Daily Plenary Speaker | 13:10–13:50 | Grand Ballroom
Charles Fishman is one of America's most celebrated investigative journalists, specializing in business innovation and social responsibility. Currently an award-winning senior writer at Fast Company, he has reported, with striking authority, on everything from Wal-Mart to the new water economy.
Fishman's latest book, The Big Thirst, examines how water resources will come to define this century. The Washington Post praised Fishman's skillful writing and research saying, "investigative journalism is rarely as entertaining as it is informative, but Fishman manages both feats." Fishman's message will redefine how you look at water, our most essential but in many ways misunderstood resource. You'll see it as more than just what we drink, appreciate its vital role in the business sector, understand constraints in the developing world, and leave with a hopeful vision of how current wasteful ways can be curbed through ingenuity and conscientious stewardship.

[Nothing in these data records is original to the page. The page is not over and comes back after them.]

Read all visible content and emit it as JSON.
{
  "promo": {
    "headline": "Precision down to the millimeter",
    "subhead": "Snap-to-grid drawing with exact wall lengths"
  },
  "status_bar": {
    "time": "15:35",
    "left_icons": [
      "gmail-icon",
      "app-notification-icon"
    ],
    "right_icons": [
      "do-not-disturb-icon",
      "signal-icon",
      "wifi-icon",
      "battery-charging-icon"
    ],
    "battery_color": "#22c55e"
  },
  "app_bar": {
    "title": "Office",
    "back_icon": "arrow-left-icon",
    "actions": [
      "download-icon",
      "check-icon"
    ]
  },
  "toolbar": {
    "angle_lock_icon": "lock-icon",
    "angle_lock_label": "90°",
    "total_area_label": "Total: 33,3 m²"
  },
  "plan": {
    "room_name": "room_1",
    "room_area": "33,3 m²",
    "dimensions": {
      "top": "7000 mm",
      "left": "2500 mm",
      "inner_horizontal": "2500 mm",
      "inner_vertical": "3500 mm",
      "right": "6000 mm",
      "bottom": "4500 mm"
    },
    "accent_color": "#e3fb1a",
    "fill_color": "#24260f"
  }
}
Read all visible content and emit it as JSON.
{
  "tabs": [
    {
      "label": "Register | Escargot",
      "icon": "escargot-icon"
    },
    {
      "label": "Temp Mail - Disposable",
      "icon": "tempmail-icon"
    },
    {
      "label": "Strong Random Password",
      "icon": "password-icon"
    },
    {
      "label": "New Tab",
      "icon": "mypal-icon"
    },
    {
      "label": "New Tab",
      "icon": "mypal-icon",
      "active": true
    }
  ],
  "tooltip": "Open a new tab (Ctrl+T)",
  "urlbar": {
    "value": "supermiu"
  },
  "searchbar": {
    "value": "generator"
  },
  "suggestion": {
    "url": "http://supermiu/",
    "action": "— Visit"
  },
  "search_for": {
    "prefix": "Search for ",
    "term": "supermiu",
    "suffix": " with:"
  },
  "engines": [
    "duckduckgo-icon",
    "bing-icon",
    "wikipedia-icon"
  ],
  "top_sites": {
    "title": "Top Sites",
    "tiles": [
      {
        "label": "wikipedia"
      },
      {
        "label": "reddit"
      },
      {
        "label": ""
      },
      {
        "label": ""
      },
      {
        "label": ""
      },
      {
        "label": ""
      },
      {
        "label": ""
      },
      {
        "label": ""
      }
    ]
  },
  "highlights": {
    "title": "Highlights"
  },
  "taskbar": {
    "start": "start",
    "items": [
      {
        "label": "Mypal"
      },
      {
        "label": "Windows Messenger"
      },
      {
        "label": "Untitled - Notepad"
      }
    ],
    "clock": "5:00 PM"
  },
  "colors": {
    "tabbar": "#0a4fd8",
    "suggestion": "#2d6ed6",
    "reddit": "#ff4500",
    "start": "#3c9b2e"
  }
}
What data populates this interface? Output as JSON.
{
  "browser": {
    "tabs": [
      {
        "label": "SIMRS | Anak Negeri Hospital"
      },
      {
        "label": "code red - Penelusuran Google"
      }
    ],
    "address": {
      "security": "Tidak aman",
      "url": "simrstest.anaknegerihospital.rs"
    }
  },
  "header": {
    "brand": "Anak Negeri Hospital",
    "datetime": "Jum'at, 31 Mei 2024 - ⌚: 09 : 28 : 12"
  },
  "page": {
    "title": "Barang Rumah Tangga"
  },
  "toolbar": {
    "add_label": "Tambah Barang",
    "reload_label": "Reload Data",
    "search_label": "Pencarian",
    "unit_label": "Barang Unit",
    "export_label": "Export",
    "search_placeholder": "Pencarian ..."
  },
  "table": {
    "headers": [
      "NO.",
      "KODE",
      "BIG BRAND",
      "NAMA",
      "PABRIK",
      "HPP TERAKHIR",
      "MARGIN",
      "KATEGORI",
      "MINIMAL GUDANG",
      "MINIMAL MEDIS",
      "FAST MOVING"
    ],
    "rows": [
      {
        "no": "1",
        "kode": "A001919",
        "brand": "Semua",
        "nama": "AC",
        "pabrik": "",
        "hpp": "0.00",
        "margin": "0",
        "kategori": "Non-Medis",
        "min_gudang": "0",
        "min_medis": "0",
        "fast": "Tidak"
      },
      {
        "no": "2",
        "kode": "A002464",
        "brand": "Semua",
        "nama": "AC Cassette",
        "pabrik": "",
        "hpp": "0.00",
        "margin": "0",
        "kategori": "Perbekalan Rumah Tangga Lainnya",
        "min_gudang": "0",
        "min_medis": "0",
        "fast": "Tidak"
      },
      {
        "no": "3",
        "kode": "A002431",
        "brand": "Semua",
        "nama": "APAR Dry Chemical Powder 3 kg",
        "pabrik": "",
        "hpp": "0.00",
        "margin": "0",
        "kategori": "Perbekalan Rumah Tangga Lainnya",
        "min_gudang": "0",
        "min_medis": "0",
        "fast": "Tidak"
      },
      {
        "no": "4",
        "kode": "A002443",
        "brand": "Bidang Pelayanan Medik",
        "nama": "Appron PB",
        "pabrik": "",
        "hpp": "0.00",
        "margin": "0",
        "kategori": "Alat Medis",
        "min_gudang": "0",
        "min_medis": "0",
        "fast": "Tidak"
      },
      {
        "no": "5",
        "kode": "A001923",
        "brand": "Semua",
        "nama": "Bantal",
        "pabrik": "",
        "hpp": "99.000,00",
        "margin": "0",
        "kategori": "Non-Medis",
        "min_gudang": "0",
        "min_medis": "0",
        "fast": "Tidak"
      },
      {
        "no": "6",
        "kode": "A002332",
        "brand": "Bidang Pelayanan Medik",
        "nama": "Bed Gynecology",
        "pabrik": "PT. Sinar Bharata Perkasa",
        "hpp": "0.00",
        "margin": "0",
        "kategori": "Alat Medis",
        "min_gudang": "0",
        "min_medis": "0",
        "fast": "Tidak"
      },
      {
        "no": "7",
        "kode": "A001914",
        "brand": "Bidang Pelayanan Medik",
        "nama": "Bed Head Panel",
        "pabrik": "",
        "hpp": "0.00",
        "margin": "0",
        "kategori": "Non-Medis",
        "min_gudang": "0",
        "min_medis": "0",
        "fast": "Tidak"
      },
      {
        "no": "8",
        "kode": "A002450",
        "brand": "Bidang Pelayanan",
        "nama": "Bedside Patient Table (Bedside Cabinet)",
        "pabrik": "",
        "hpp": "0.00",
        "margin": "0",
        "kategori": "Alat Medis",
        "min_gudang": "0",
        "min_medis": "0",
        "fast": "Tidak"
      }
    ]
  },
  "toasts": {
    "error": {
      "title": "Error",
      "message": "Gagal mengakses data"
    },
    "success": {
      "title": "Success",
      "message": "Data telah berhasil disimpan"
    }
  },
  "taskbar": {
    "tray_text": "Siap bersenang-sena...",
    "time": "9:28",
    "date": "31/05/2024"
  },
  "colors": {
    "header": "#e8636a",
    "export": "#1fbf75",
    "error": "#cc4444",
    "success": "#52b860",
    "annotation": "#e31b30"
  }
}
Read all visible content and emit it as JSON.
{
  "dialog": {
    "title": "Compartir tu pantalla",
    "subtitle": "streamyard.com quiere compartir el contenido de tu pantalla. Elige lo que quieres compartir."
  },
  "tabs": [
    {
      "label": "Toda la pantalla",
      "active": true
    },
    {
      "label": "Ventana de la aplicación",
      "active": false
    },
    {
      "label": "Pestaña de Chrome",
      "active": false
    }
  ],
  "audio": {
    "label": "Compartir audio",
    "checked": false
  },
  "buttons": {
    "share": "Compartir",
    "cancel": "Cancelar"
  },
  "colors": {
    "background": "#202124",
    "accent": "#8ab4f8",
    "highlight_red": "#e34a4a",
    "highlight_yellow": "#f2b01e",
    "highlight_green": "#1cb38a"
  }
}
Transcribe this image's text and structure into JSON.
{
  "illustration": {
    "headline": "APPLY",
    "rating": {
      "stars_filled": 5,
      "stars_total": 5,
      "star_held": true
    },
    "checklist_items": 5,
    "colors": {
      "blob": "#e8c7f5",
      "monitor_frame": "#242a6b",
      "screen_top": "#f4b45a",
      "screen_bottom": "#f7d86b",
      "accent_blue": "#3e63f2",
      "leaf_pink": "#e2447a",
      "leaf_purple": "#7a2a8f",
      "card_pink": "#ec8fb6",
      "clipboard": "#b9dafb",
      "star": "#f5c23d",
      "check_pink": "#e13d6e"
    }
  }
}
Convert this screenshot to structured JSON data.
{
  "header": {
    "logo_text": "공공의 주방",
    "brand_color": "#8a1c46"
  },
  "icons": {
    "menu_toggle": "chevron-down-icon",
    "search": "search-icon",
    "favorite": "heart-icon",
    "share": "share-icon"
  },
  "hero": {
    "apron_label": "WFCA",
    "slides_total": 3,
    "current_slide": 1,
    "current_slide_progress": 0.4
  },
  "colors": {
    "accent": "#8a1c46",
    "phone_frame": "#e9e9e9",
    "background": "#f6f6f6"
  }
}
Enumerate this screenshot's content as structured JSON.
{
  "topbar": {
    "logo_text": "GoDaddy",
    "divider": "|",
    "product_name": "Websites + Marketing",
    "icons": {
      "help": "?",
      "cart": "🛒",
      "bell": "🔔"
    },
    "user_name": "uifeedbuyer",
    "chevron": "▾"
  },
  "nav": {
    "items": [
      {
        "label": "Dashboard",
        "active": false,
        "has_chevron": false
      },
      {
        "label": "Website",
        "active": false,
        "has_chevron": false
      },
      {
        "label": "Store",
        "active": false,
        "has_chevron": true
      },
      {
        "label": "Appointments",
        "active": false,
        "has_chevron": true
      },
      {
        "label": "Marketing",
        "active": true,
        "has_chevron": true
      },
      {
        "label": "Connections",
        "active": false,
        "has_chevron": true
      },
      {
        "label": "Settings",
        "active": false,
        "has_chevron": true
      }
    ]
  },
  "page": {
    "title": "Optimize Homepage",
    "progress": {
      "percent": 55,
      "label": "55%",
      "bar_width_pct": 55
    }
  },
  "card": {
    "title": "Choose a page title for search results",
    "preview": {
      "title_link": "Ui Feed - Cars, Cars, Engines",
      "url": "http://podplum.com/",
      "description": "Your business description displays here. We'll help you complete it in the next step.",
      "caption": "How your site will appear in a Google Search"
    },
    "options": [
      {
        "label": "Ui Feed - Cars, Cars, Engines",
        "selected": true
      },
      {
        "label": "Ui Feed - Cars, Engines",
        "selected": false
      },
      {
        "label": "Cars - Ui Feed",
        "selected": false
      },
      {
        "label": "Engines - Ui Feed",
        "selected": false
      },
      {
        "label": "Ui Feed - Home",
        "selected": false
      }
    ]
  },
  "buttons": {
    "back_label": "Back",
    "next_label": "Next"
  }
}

In his previous book, The Wal-Mart Effect—a bestseller, a catch phrase, and an Economist Book of the Year—Fishman gives us the definitive look at how Wal-Mart has become, without precedent, the most powerful and influential company in the history of the world. The stats are staggering, Fishman's writing is balanced and crisp, and the lessons for other companies are enormous. With one goal—to save its customers money—Wal-Mart, Fishman tells us, has changed the practices of its suppliers, the economic life of cities, the economies of the countries from which it buys its goods, and the buying habits of consumers—excellent take-home information for anyone in the business world.